Erik Heels’ evaluation of blogging continues

Erik Heels is now testing out Movable Type as a blogging platform for his law firm web site. In his latest post, he’s wondering what the ROI on the weblog app is. Based on a conversation at lunch today with Tom Mighell, I got to thinking about Erik’s experiment and decided to finally chip in $.02.

I’m glad to see Erik evaluate this software (in addition to being a friend for coming up on – this is shocking, but true – 10 years, he’s a really sharp guy whose opinions I’d like to see more of), but I think he’s asking the wrong question. He took a static web site and republished the entire thing using Movable Type. After a while, he then looked at how many pages were indexed in Google, how much traffic he’d received, etc. From this, he wants to know whether MT was worth it.

Well, I don’t think you’ll be wowed by the results if you use a weblog app to publish a website. In other words, weblogs serve a purpose: they create linkable content that invites commentary and encourages cross-site communications.
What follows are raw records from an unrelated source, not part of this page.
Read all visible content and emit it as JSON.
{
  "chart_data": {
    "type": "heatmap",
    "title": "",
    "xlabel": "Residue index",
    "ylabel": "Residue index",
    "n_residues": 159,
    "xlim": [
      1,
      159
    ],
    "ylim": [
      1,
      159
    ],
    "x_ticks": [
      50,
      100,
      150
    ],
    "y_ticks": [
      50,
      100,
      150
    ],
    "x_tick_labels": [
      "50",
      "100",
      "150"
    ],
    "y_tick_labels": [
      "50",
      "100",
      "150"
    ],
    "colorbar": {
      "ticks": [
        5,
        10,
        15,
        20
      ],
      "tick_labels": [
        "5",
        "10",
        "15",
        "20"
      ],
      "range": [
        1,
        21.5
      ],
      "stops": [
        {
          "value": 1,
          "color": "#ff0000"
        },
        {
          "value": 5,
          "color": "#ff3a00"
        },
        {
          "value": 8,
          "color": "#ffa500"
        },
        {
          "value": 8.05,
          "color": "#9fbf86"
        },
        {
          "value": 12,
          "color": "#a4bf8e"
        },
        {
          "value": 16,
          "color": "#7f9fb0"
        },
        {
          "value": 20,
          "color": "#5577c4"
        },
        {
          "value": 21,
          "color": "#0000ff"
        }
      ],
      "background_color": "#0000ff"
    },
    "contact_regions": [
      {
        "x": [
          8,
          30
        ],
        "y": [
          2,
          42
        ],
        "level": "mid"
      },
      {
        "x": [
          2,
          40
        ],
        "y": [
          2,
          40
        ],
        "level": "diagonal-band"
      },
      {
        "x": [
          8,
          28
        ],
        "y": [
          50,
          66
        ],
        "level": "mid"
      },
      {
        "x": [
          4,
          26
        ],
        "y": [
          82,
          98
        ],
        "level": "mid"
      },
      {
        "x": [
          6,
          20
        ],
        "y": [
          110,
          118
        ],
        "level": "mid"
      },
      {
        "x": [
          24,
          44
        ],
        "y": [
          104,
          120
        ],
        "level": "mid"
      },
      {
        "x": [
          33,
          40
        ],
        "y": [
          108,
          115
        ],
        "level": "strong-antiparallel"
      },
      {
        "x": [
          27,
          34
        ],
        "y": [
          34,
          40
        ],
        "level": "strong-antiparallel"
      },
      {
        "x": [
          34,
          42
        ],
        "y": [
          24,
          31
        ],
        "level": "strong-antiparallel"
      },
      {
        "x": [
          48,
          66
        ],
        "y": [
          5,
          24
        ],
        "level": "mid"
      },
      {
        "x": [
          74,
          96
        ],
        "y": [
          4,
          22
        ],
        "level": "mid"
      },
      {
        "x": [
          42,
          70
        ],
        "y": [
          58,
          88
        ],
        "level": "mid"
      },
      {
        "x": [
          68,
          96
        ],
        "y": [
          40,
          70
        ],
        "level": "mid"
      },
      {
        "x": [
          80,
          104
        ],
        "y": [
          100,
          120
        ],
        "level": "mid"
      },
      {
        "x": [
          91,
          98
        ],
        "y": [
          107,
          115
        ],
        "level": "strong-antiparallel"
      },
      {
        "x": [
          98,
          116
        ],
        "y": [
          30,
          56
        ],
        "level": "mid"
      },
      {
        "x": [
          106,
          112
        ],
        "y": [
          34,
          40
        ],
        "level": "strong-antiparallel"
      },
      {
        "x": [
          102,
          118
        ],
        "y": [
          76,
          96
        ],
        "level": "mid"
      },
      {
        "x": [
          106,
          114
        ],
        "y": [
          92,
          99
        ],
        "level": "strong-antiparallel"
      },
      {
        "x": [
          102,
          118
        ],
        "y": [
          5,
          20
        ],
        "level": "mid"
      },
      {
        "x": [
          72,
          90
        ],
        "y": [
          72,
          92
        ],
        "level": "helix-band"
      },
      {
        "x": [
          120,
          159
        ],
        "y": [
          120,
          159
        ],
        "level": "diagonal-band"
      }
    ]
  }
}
Websites, on the other hand, exist to convey relatively static information. Just putting website content into a blog app does not a weblog make.

That said, I think the weblog app may make the maintenance of the website an easier thing – which may be worth it on its own terms. But just because it’s in a blog format doesn’t mean it’ll instantly get grabbed by Google: the rules still apply. You need others to link to you (which happens more frequently the more you publish, and the more interesting the content is to your readers), you need to update the site on a regular basis, and you need to give it time.

(And you need to get rid of the dark grey background. The text is hard to read!)